FILE PHOTO: The New York Stock Exchange (NYSE) is seen in the financial district of lower Manhattan during the outbreak of the coronavirus disease (COVID-19) in New York City, U.S., April 26, 2020. REUTERS/Jeenah Moon
Delta Air Lines (DAL.N), American Airlines Co (AAL.O), Southwest Airlines Co (LUV.N) and United Airlines (UAL.O) fell between 8% and 11% in premarket trading, adding to their woes as air travel remains restricted due to the COVID-19 pandemic.
Berkshire Hathaway itself posted a record quarterly net loss of nearly $50 billion and said its performance was suffering in several major operating businesses. Its shares fell 1.4%.
Over the weekend, U.S. Secretary of State Mike Pompeo said there was “a significant amount of evidence” that the coronavirus emerged from a Chinese laboratory, but did not dispute U.S. intelligence agencies’ conclusion that it was not man-made.

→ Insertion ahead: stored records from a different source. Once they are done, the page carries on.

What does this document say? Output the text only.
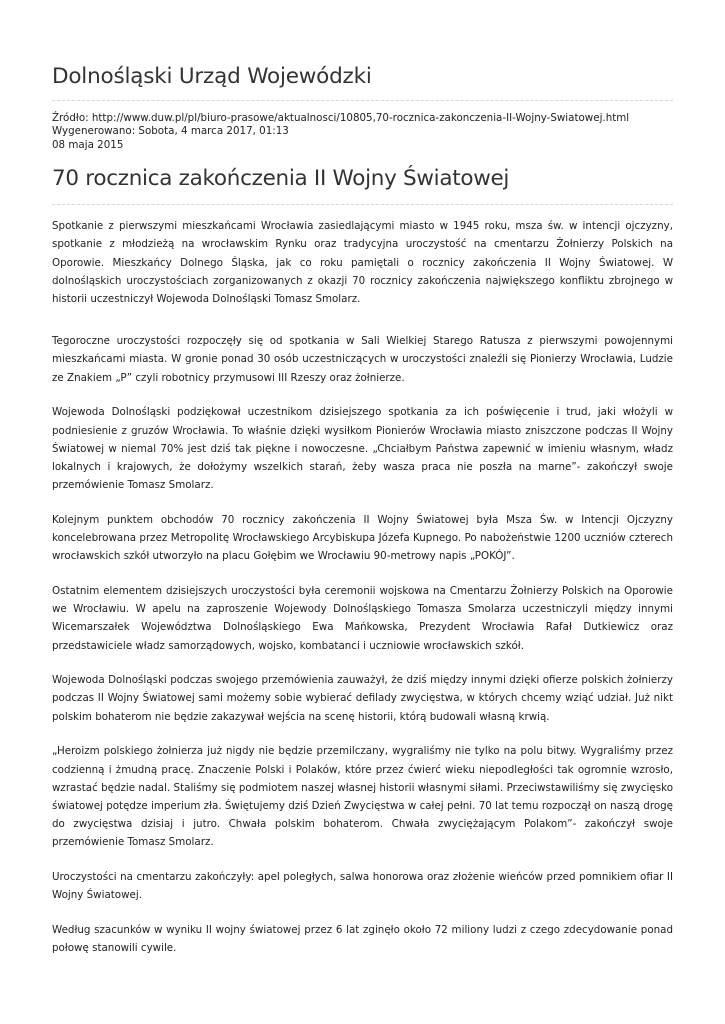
Dolnośląski Urząd Wojewódzki
Źródło: http://www.duw.pl/pl/biuro-prasowe/aktualnosci/10805,70-rocznica-zakonczenia-II-Wojny-Swiatowej.html
Wygenerowano: Sobota, 4 marca 2017, 01:13
08 maja 2015
70 rocznica zakończenia II Wojny Światowej

Spotkanie z pierwszymi mieszkańcami Wrocławia zasiedlającymi miasto w 1945 roku, msza św. w intencji ojczyzny, spotkanie z młodzieżą na wrocławskim Rynku oraz tradycyjna uroczystość na cmentarzu Żołnierzy Polskich na Oporowie. Mieszkańcy Dolnego Śląska, jak co roku pamiętali o rocznicy zakończenia II Wojny Światowej. W dolnośląskich uroczystościach zorganizowanych z okazji 70 rocznicy zakończenia największego konfliktu zbrojnego w historii uczestniczył Wojewoda Dolnośląski Tomasz Smolarz.

Tegoroczne uroczystości rozpoczęły się od spotkania w Sali Wielkiej Starego Ratusza z pierwszymi powojennymi mieszkańcami miasta. W gronie ponad 30 osób uczestniczących w uroczystości znaleźli się Pionierzy Wrocławia, Ludzie ze Znakiem „P” czyli robotnicy przymusowi III Rzeszy oraz żołnierze.

Wojewoda Dolnośląski podziękował uczestnikom dzisiejszego spotkania za ich poświęcenie i trud, jaki włożyli w podniesienie z gruzów Wrocławia. To właśnie dzięki wysiłkom Pionierów Wrocławia miasto zniszczone podczas II Wojny Światowej w niemal 70% jest dziś tak piękne i nowoczesne. „Chciałbym Państwa zapewnić w imieniu własnym, władz lokalnych i krajowych, że dołożymy wszelkich starań, żeby wasza praca nie poszła na marne”- zakończył swoje przemówienie Tomasz Smolarz.

Kolejnym punktem obchodów 70 rocznicy zakończenia II Wojny Światowej była Msza Św. w Intencji Ojczyzny koncelebrowana przez Metropolitę Wrocławskiego Arcybiskupa Józefa Kupnego. Po nabożeństwie 1200 uczniów czterech wrocławskich szkół utworzyło na placu Gołębim we Wrocławiu 90-metrowy napis „POKÓJ”.

Ostatnim elementem dzisiejszych uroczystości była ceremonii wojskowa na Cmentarzu Żołnierzy Polskich na Oporowie we Wrocławiu. W apelu na zaproszenie Wojewody Dolnośląskiego Tomasza Smolarza uczestniczyli między innymi Wicemarszałek Województwa Dolnośląskiego Ewa Mańkowska, Prezydent Wrocławia Rafał Dutkiewicz oraz przedstawiciele władz samorządowych, wojsko, kombatanci i uczniowie wrocławskich szkół.

Wojewoda Dolnośląski podczas swojego przemówienia zauważył, że dziś między innymi dzięki ofierze polskich żołnierzy podczas II Wojny Światowej sami możemy sobie wybierać defilady zwycięstwa, w których chcemy wziąć udział. Już nikt polskim bohaterom nie będzie zakazywał wejścia na scenę historii, którą budowali własną krwią.

„Heroizm polskiego żołnierza już nigdy nie będzie przemilczany, wygraliśmy nie tylko na polu bitwy. Wygraliśmy przez codzienną i żmudną pracę. Znaczenie Polski i Polaków, które przez ćwierć wieku niepodległości tak ogromnie wzrosło, wzrastać będzie nadal. Staliśmy się podmiotem naszej własnej historii własnymi siłami. Przeciwstawiliśmy się zwycięsko światowej potędze imperium zła. Świętujemy dziś Dzień Zwycięstwa w całej pełni. 70 lat temu rozpoczął on naszą drogę do zwycięstwa dzisiaj i jutro. Chwała polskim bohaterom. Chwała zwyciężającym Polakom”- zakończył swoje przemówienie Tomasz Smolarz.

Uroczystości na cmentarzu zakończyły: apel poległych, salwa honorowa oraz złożenie wieńców przed pomnikiem ofiar II Wojny Światowej.

Według szacunków w wyniku II wojny światowej przez 6 lat zginęło około 72 miliony ludzi z czego zdecydowanie ponad połowę stanowili cywile.
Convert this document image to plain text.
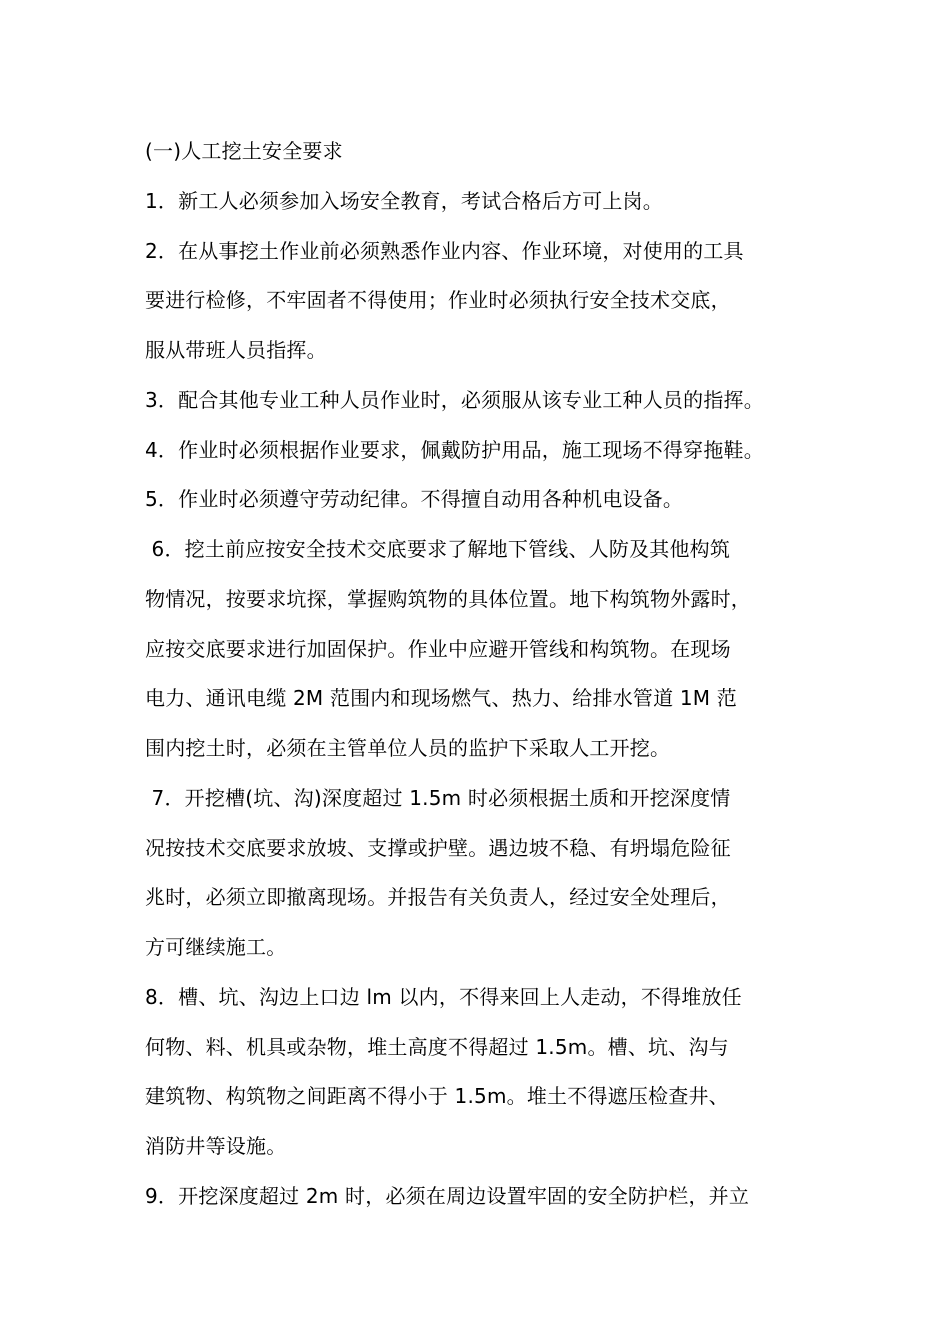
(一)人工挖土安全要求
1．新工人必须参加入场安全教育，考试合格后方可上岗。
2．在从事挖土作业前必须熟悉作业内容、作业环境，对使用的工具
要进行检修，不牢固者不得使用；作业时必须执行安全技术交底，
服从带班人员指挥。
3．配合其他专业工种人员作业时，必须服从该专业工种人员的指挥。
4．作业时必须根据作业要求，佩戴防护用品，施工现场不得穿拖鞋。
5．作业时必须遵守劳动纪律。不得擅自动用各种机电设备。
6．挖土前应按安全技术交底要求了解地下管线、人防及其他构筑
物情况，按要求坑探，掌握购筑物的具体位置。地下构筑物外露时，
应按交底要求进行加固保护。作业中应避开管线和构筑物。在现场
电力、通讯电缆 2M 范围内和现场燃气、热力、给排水管道 1M 范
围内挖土时，必须在主管单位人员的监护下采取人工开挖。
7．开挖槽(坑、沟)深度超过 1.5m 时必须根据土质和开挖深度情
况按技术交底要求放坡、支撑或护壁。遇边坡不稳、有坍塌危险征
兆时，必须立即撤离现场。并报告有关负责人，经过安全处理后，
方可继续施工。
8．槽、坑、沟边上口边 lm 以内，不得来回上人走动，不得堆放任
何物、料、机具或杂物，堆土高度不得超过 1.5m。槽、坑、沟与
建筑物、构筑物之间距离不得小于 1.5m。堆土不得遮压检查井、
消防井等设施。
9．开挖深度超过 2m 时，必须在周边设置牢固的安全防护栏，并立
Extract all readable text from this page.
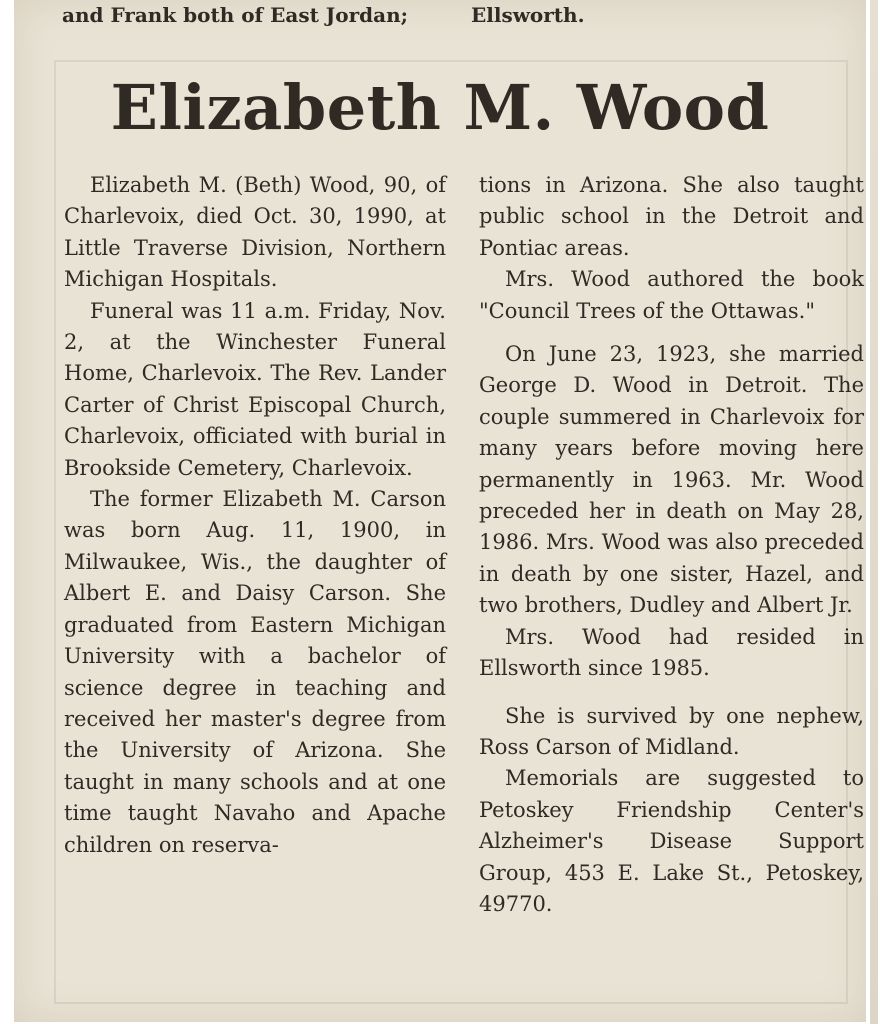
and Frank both of East Jordan;	Ellsworth.
Elizabeth M. Wood

Elizabeth M. (Beth) Wood, 90, of Charlevoix, died Oct. 30, 1990, at Little Traverse Division, Northern Michigan Hospitals.

Funeral was 11 a.m. Friday, Nov. 2, at the Winchester Funeral Home, Charlevoix. The Rev. Lander Carter of Christ Episcopal Church, Charlevoix, officiated with burial in Brookside Cemetery, Charlevoix.

The former Elizabeth M. Carson was born Aug. 11, 1900, in Milwaukee, Wis., the daughter of Albert E. and Daisy Carson. She graduated from Eastern Michigan University with a bachelor of science degree in teaching and received her master's degree from the University of Arizona. She taught in many schools and at one time taught Navaho and Apache children on reserva-

tions in Arizona. She also taught public school in the Detroit and Pontiac areas.

Mrs. Wood authored the book "Council Trees of the Ottawas."

On June 23, 1923, she married George D. Wood in Detroit. The couple summered in Charlevoix for many years before moving here permanently in 1963. Mr. Wood preceded her in death on May 28, 1986. Mrs. Wood was also preceded in death by one sister, Hazel, and two brothers, Dudley and Albert Jr.

Mrs. Wood had resided in Ellsworth since 1985.

She is survived by one nephew, Ross Carson of Midland.

Memorials are suggested to Petoskey Friendship Center's Alzheimer's Disease Support Group, 453 E. Lake St., Petoskey, 49770.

An editorial in China’s Global Times said Pompeo was “bluffing”.
Pompeo’s statement comes after Wall Street started May on a grim note as President Donald Trump revived a threat of new tariffs against China in response to the COVID-19 pandemic.
“When you think how nervous markets got about the U.S.-China trade war then if this theme continues you can’t help thinking that the end game is far worse than it would be from a simple trade war,” said Jim Reid, a strategist at Deutsche Bank.
The S&P 500 index’s .SPX 29% recovery from its March lows stands to be tested as investors weigh renewed U.S.-China tensions and the economic damage of the health crisis.
At 7:28 a.m. ET, Dow e-minis 1YMcv1 were down 267 points, or 1.13%. S&P 500 e-minis EScv1 were down 24 points, or 0.85% and Nasdaq 100 e-minis NQcv1 were down 74 points, or 0.85%.
Investors are also awaiting factory orders data for March, which is expected to show a sharp decline.
With more than half of the S&P 500 companies having reported earnings so far, analysts now see first-quarter S&P 500 earnings falling 12.7% from a year ago, and an even sharper 37.8% decline for the second quarter.